2. Those seeking relatively safe assets during market fluctuations
In the highly volatile crypto market, PAXG provides investors with a relatively stable asset, especially suitable for preserving value during uncertain market periods.
3. Those who are optimistic about gold in the long term but find it inconvenient to hold physical gold bars
For those optimistic about the growth of gold value but find it inconvenient to hold physical gold directly due to logistics, storage, or security reasons, PAXG is a very convenient and efficient choice.
Risk Warning: PAXG is not risk-free
Although PAXG is backed by physical gold and issued by a regulated entity, there are still certain risks associated with its investment. Investors should fully understand the following potential risks:
Gold price volatility: Gold prices are influenced by various factors, such as the global economic situation, geopolitical risks, etc. A drop in gold prices will directly impact the value of PAXG.

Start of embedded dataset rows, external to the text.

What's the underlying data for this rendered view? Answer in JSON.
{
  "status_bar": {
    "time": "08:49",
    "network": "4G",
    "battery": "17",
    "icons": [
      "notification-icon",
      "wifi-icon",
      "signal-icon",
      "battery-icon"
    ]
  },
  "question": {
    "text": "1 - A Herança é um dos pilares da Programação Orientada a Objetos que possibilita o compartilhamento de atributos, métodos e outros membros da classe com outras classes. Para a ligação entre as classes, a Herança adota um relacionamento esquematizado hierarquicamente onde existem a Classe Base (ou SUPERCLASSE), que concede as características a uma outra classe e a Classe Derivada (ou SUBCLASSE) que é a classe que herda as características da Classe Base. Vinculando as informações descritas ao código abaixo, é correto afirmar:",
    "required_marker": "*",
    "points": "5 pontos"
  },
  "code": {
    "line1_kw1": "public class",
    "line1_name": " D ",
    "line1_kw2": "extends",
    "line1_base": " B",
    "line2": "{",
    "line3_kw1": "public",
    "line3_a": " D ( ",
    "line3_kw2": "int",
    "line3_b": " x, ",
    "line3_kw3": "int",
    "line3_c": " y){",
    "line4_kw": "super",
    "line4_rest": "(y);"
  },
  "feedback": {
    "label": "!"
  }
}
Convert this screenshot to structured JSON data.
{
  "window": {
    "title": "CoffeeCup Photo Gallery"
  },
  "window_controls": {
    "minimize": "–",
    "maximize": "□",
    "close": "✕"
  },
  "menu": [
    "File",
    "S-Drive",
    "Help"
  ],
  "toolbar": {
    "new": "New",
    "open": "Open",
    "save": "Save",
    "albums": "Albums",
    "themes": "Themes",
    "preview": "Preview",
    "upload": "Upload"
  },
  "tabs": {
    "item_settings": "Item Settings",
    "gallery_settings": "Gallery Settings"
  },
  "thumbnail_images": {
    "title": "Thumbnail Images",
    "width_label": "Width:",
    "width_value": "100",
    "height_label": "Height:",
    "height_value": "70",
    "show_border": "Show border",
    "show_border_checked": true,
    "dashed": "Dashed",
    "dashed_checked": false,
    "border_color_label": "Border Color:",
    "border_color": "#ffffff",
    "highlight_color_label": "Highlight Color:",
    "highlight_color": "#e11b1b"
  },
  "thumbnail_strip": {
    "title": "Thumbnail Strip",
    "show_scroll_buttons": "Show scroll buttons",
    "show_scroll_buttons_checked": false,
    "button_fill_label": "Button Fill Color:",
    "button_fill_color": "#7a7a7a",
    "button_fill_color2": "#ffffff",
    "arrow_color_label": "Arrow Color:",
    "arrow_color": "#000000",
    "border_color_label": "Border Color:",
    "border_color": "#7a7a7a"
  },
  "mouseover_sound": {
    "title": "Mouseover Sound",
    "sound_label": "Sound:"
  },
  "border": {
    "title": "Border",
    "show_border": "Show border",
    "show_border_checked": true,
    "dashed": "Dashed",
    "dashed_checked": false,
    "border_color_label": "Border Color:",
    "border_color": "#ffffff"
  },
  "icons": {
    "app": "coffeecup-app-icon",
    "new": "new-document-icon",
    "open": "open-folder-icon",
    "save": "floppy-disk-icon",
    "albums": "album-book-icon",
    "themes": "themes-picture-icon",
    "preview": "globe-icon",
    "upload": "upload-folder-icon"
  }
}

Platform and regulatory risks: The trading and storage of PAXG depend on exchange and wallet providers. Investors need to pay attention to the security of platforms and changes in regulatory policies in different countries. For example, stricter regulations on crypto assets in the U.S. and other countries may affect the liquidity and market environment of PAXG.
Liquidity and trading costs: In some trading scenarios, buying and selling PAXG may face slippage issues or high trading costs, especially in low liquidity markets, which may affect the efficiency of short-term trading.
In the context of gradual dollar depreciation, holding crypto tokens linked to physical gold, such as PAXG, may be an effective means to hedge against currency risk. By transferring funds to gold-backed digital assets, investors can enjoy the liquidity and convenience of the crypto market while avoiding risks associated with dollar depreciation. Whether combating inflation or seeking asset preservation, PAXG provides investors with a more robust investment option.
However, like any investment, PAXG is not without risk. Before deciding whether to invest, investors should conduct thorough assessments based on their own risk tolerance and consider asset diversification to avoid potential losses from singular asset exposure.